The Association of Independent Professionals and the Self Employed (IPSE) has expressed “bitter disappointment” over the Government’s just-announced decision to take a back seat in the rollout of the new “pensions dashboard”.
The Secretary of State for Work and Pensions, Esther McVey, announced on the 4th of September that industry, not Government, would take the lead role in the project. Her statement was quickly followed by a pledge from Guy Opperman, Minister for Pensions and Financial Inclusion, that Government would legislate where necessary to safeguard pension savers and their personal information.
He did not, however, commit to compelling pension providers to provide comprehensive data and declined to confirm whether state-held pension data would be incorporated into the project.
The pensions dashboard aims to integrate information concerning private, state and workplace pensions schemes, allowing savers to go to one central online location to view their available pension. It is scheduled to go live in April next year.
A number of pension experts immediately raised concerns in the wake of this back-step by Government that the project may fail unless the Government makes strong commitments to it. Jon Greer, head of retirement policy at Quilter, for example, said that Government “cannot wipe their hands” of the pension dashboard as, without its data, the resulting product would be as useful as a recipe that omitted key ingredients.
IPSE, which has long warned of a pension time-bomb among freelancing and contracting professionals because of the lack of suitable pension schemes available for them, highlighted its own recent research, How to solve the self-employed pensions crisis, which demonstrated that a significant proportion (51%) of contracting and freelancing professionals trusted official online Government sources for guidance.

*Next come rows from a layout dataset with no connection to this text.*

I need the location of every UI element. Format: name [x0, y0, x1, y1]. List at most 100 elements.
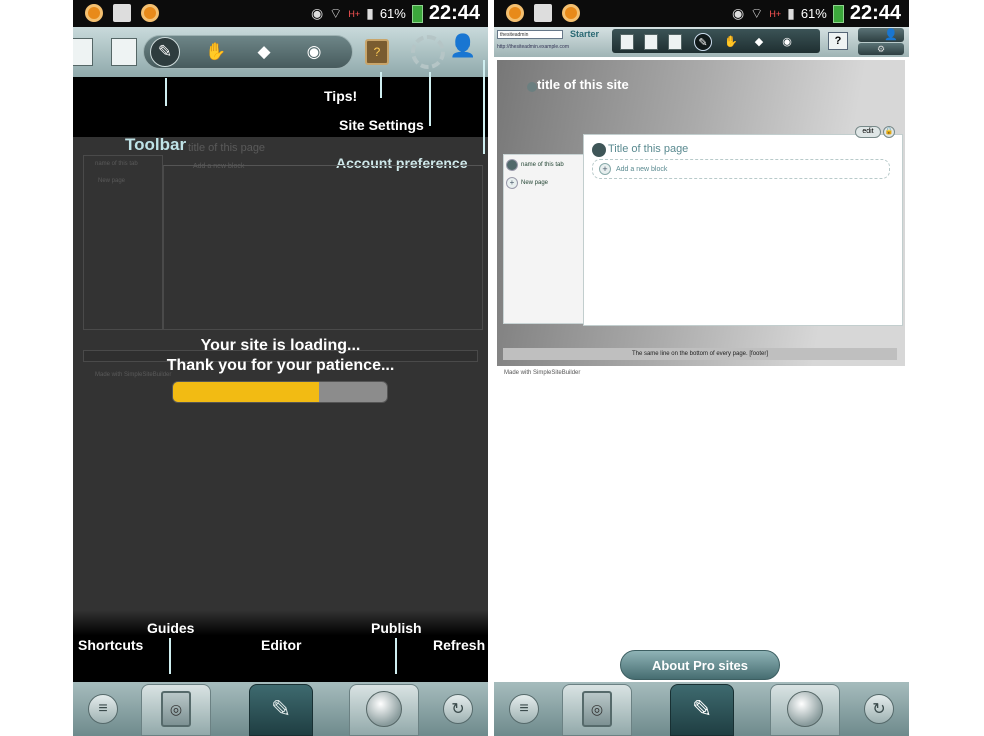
refresh-button[interactable]: ↻ [433, 682, 483, 736]
guides-callout: Guides [147, 620, 195, 636]
pencil-icon[interactable]: ✎ [694, 33, 712, 51]
editor-toolbar: thesiteadmin http://thesiteadmin.example… [494, 27, 909, 57]
ghost-add-block: Add a new block [193, 163, 245, 170]
tab-label: name of this tab [521, 162, 564, 168]
clock: 22:44 [428, 2, 480, 24]
footer[interactable]: The same line on the bottom of every pag… [503, 348, 897, 360]
globe-icon [366, 691, 402, 727]
toolbar-guide-line [165, 78, 167, 106]
network-type-label: H+ [348, 8, 361, 19]
pencil-icon[interactable]: ✎ [150, 37, 180, 67]
shortcuts-button[interactable]: ≡ [81, 682, 125, 736]
columns-icon[interactable] [668, 34, 682, 50]
site-url[interactable]: http://thesiteadmin.example.com [497, 44, 569, 50]
editor-callout: Editor [261, 637, 302, 653]
battery-percent: 61% [379, 6, 406, 21]
phone-screen-loading: ◉ ⌔ H+ ▮ 61% 22:44 ✎ ✋ ◆ ◉ ? 👤 Tips! Sit… [73, 0, 488, 736]
battery-icon [832, 4, 844, 23]
battery-percent: 61% [800, 6, 827, 21]
signal-icon: ▮ [366, 5, 374, 21]
site-preview: title of this site name of this tab + Ne… [497, 60, 905, 366]
site-name-box[interactable]: thesiteadmin [497, 30, 563, 39]
status-bar: ◉ ⌔ H+ ▮ 61% 22:44 [494, 0, 909, 27]
page-layout-icon[interactable] [644, 34, 658, 50]
app-notification-icon [506, 4, 524, 22]
lock-icon[interactable]: 🔒 [883, 126, 895, 138]
phone-screen-editor: ◉ ⌔ H+ ▮ 61% 22:44 thesiteadmin http://t… [494, 0, 909, 736]
page-layout-icon[interactable] [111, 38, 137, 66]
tool-strip: ✎ ✋ ◆ ◉ [612, 29, 820, 53]
toolbar-shadow [73, 77, 488, 137]
page-edit-pill[interactable]: edit [855, 126, 881, 138]
ghost-tab-name: name of this tab [95, 161, 138, 167]
publish-button[interactable] [770, 682, 840, 736]
help-button[interactable]: ? [828, 32, 848, 50]
new-page-item[interactable]: + New page [506, 175, 548, 191]
eraser-icon[interactable]: ◆ [249, 37, 279, 67]
publish-button[interactable] [349, 682, 419, 736]
publish-callout: Publish [371, 620, 422, 636]
layout-icon[interactable] [620, 34, 634, 50]
gear-icon[interactable]: ⚙ [858, 43, 904, 55]
tips-guide-line [380, 72, 382, 98]
tips-callout: Tips! [324, 88, 358, 104]
wifi-icon: ⌔ [329, 4, 343, 21]
battery-icon [411, 4, 423, 23]
app-notification-icon [562, 4, 580, 22]
shortcuts-button[interactable]: ≡ [502, 682, 546, 736]
page-icon [592, 143, 606, 157]
pencil-icon: ✎ [691, 695, 713, 723]
bottom-navigation: ≡ ◎ ✎ ↻ [494, 682, 909, 736]
ghost-page-title: title of this page [188, 142, 266, 154]
tabs-column: name of this tab + New page [503, 154, 585, 324]
guides-button[interactable]: ◎ [141, 682, 211, 736]
user-icon[interactable]: 👤 [858, 28, 904, 42]
about-pro-sites-button[interactable]: About Pro sites [620, 650, 780, 680]
eraser-icon[interactable]: ◆ [750, 33, 768, 51]
menu-icon: ≡ [509, 694, 539, 724]
site-settings-guide-line [429, 72, 431, 126]
bottom-navigation: ≡ ◎ ✎ ↻ [73, 682, 488, 736]
page-panel: Title of this page + Add a new block [583, 134, 903, 326]
book-icon: ◎ [582, 691, 612, 727]
plan-label: Starter [570, 29, 600, 39]
wifi-icon: ⌔ [750, 4, 764, 21]
editor-toolbar: ✎ ✋ ◆ ◉ ? 👤 [73, 27, 488, 85]
ghost-page-panel [163, 165, 483, 330]
plus-icon: + [506, 177, 518, 189]
eye-icon[interactable]: ◉ [778, 33, 796, 51]
publish-guide-line [395, 638, 397, 674]
tips-icon[interactable]: ? [365, 39, 389, 65]
guides-guide-line [169, 638, 171, 674]
editor-button[interactable]: ✎ [670, 682, 734, 736]
user-icon[interactable]: 👤 [448, 33, 478, 63]
signal-icon: ▮ [787, 5, 795, 21]
hand-icon[interactable]: ✋ [201, 37, 231, 67]
gear-icon[interactable] [411, 35, 445, 69]
edit-title-icon[interactable] [527, 82, 537, 92]
add-block-label: Add a new block [616, 165, 668, 173]
layout-icon[interactable] [73, 38, 93, 66]
refresh-icon: ↻ [864, 694, 894, 724]
eye-icon: ◉ [310, 5, 324, 21]
eye-icon[interactable]: ◉ [299, 37, 329, 67]
add-block-button[interactable]: + Add a new block [592, 159, 890, 179]
bottom-guides: Guides Shortcuts Editor Publish Refresh [73, 610, 488, 682]
pencil-icon: ✎ [270, 695, 292, 723]
loading-progress-fill [173, 382, 319, 402]
tab-item[interactable]: name of this tab [506, 157, 564, 173]
ghost-new-page: New page [98, 178, 126, 184]
patience-message: Thank you for your patience... [166, 357, 395, 374]
book-icon: ◎ [161, 691, 191, 727]
editor-button[interactable]: ✎ [249, 682, 313, 736]
network-type-label: H+ [769, 8, 782, 19]
app-notification-icon [85, 4, 103, 22]
page-title[interactable]: Title of this page [608, 143, 688, 155]
site-title[interactable]: title of this site [537, 77, 629, 92]
hand-icon[interactable]: ✋ [722, 33, 740, 51]
guides-button[interactable]: ◎ [562, 682, 632, 736]
refresh-button[interactable]: ↻ [854, 682, 904, 736]
account-guide-line [483, 60, 485, 154]
new-page-label: New page [521, 180, 549, 186]
image-notification-icon [534, 4, 552, 22]
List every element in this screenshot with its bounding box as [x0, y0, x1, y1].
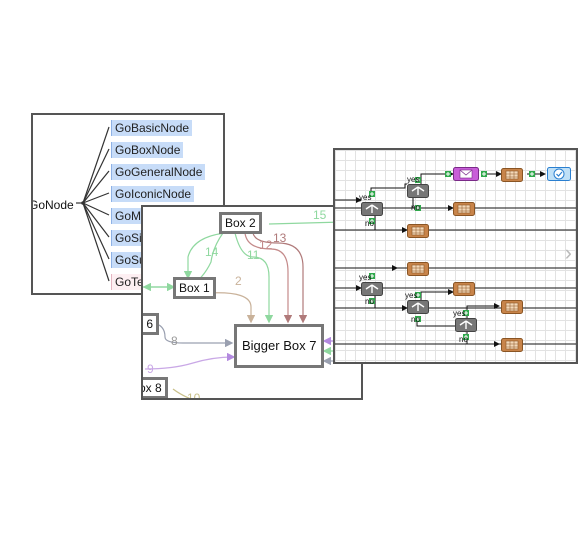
decision-node[interactable] — [361, 282, 383, 296]
box-1[interactable]: Box 1 — [173, 277, 216, 299]
decision-node[interactable] — [361, 202, 383, 216]
link-connectors — [143, 221, 361, 398]
link-label: 2 — [235, 274, 242, 288]
task-node[interactable] — [501, 300, 523, 314]
task-node[interactable] — [407, 224, 429, 238]
task-node[interactable] — [407, 262, 429, 276]
links-layout-panel: Box 2 Box 1 Box 6 Bigger Box 7 Box 8 15 … — [141, 205, 363, 400]
yes-label: yes — [359, 193, 372, 202]
yes-label: yes — [453, 309, 466, 318]
link-label: 10 — [187, 391, 201, 400]
no-label: no — [411, 315, 420, 324]
check-node[interactable] — [547, 167, 571, 181]
decision-node[interactable] — [407, 184, 429, 198]
plus-port[interactable] — [445, 171, 451, 177]
box-6[interactable]: Box 6 — [143, 313, 159, 335]
link-label: 12 — [259, 238, 273, 252]
box-2[interactable]: Box 2 — [219, 212, 262, 234]
task-node[interactable] — [453, 282, 475, 296]
decision-node[interactable] — [407, 300, 429, 314]
yes-label: yes — [407, 175, 420, 184]
yes-label: yes — [359, 273, 372, 282]
box-8[interactable]: Box 8 — [143, 377, 168, 398]
tree-node[interactable]: GoBoxNode — [111, 142, 184, 158]
link-label: 15 — [313, 208, 327, 222]
tree-node[interactable]: GoGeneralNode — [111, 164, 206, 180]
link-label: 8 — [171, 334, 178, 348]
yes-label: yes — [405, 291, 418, 300]
tree-node[interactable]: GoIconicNode — [111, 186, 195, 202]
link-label: 14 — [205, 245, 219, 259]
chevron-right-icon[interactable]: › — [565, 242, 572, 264]
task-node[interactable] — [501, 338, 523, 352]
tree-root-node[interactable]: GoNode — [33, 197, 76, 213]
no-label: no — [459, 335, 468, 344]
link-label: 9 — [147, 362, 154, 376]
plus-port[interactable] — [529, 171, 535, 177]
no-label: no — [365, 219, 374, 228]
box-7[interactable]: Bigger Box 7 — [234, 324, 325, 368]
task-node[interactable] — [501, 168, 523, 182]
task-node[interactable] — [453, 202, 475, 216]
no-label: no — [411, 203, 420, 212]
flowchart-panel: yes no yes no yes no yes no yes no › — [333, 148, 578, 364]
link-label: 11 — [247, 248, 260, 262]
tree-node[interactable]: GoBasicNode — [111, 120, 193, 136]
decision-node[interactable] — [455, 318, 477, 332]
link-label: 13 — [273, 231, 287, 245]
email-node[interactable] — [453, 167, 479, 181]
plus-port[interactable] — [481, 171, 487, 177]
no-label: no — [365, 297, 374, 306]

The contractor association’s Senior Policy Adviser, Jonathan Lima-Matthews, pointed to clear evidence that Government has a vital role to play in solving the pensions crisis being faced by self-employed people.
It should be noted that flexible contracting professionals who work on assignments as umbrella company employees will be spared this danger, as compliant, reputable umbrella services will auto-enrol them to company pension schemes. However, contracting professionals working via their own limited companies are not eligible for these schemes.
Lima-Matthews continued: “That’s why IPSE is bitterly disappointed that the Government has now backed down on its earlier promise to deliver the crucial pensions dashboard. With just 31 per cent of the self-employed saving into a pension, the Government must have a role in solving this crisis.”
He went on to add that the Government’s apparent reluctance to share state pension data would make it “extremely difficult” for the pension industry to develop a complete product serving the needs of all UK savers.